Berlin, 01. April 2021 – Angesichts des 20. Jahrestages des Karlsruher Pflegeurteils weist der Familienbund der Katholiken darauf hin, dass dieses für alle Familien in Deutschland wichtige Urteil immer noch nicht umgesetzt ist. „Das Pflegeurteil von 2001 ist ein Meilenstein für die Familiengerechtigkeit“, sagte Familienbundpräsident Ulrich Hoffmann heute in Berlin. „Es ist seither geltendes Verfassungsrecht, dass die kostenaufwendige Erziehung von Kindern in der auf dem Generationenvertrag basierenden Sozialversicherung einen generativen Beitrag darstellt, den der Gesetzgeber bei der Bemessung der monetären Sozialversicherungsbeiträge beitragsmindernd berücksichtigen muss. Auf die verfassungsrechtlich gebotene Entlastung bei den Sozialversicherungsbeiträgen warten Familien aber bis heute. Die Untätigkeit des Gesetzgebers führt nicht nur zu einer ungerechten Benachteiligung von Familien, sondern auch zu Familien- und Kinderarmut.

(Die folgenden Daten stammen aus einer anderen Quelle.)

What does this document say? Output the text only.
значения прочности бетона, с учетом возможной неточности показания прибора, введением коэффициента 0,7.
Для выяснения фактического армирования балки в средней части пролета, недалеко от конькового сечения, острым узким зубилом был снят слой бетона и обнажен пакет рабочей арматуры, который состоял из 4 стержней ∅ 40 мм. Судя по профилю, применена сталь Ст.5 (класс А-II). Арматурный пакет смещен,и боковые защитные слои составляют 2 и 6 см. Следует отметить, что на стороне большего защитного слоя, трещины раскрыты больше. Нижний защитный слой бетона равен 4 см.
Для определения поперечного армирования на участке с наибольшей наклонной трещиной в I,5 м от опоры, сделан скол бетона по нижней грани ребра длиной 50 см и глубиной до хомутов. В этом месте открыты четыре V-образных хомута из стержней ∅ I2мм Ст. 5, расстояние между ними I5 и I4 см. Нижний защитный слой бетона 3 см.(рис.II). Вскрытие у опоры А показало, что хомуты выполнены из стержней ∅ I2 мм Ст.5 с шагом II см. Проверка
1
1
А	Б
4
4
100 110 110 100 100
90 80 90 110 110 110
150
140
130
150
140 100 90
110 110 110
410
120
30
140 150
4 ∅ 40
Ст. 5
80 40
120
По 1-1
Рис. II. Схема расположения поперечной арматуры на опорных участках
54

Auch vor dem Hintergrund des demographischen Wandels ist eine Umsetzung des Karlsruher Urteils dringend notwendig, um ökonomische Anreize gegen Kinder zu beseitigen und die Sozialversicherung zu stabilisieren.“ Der Familienbund fordert einen Kinderfreibetrag in der Renten-, Kranken- und Pflegeversicherung, wie es ihn im Steuerrecht bereits gibt.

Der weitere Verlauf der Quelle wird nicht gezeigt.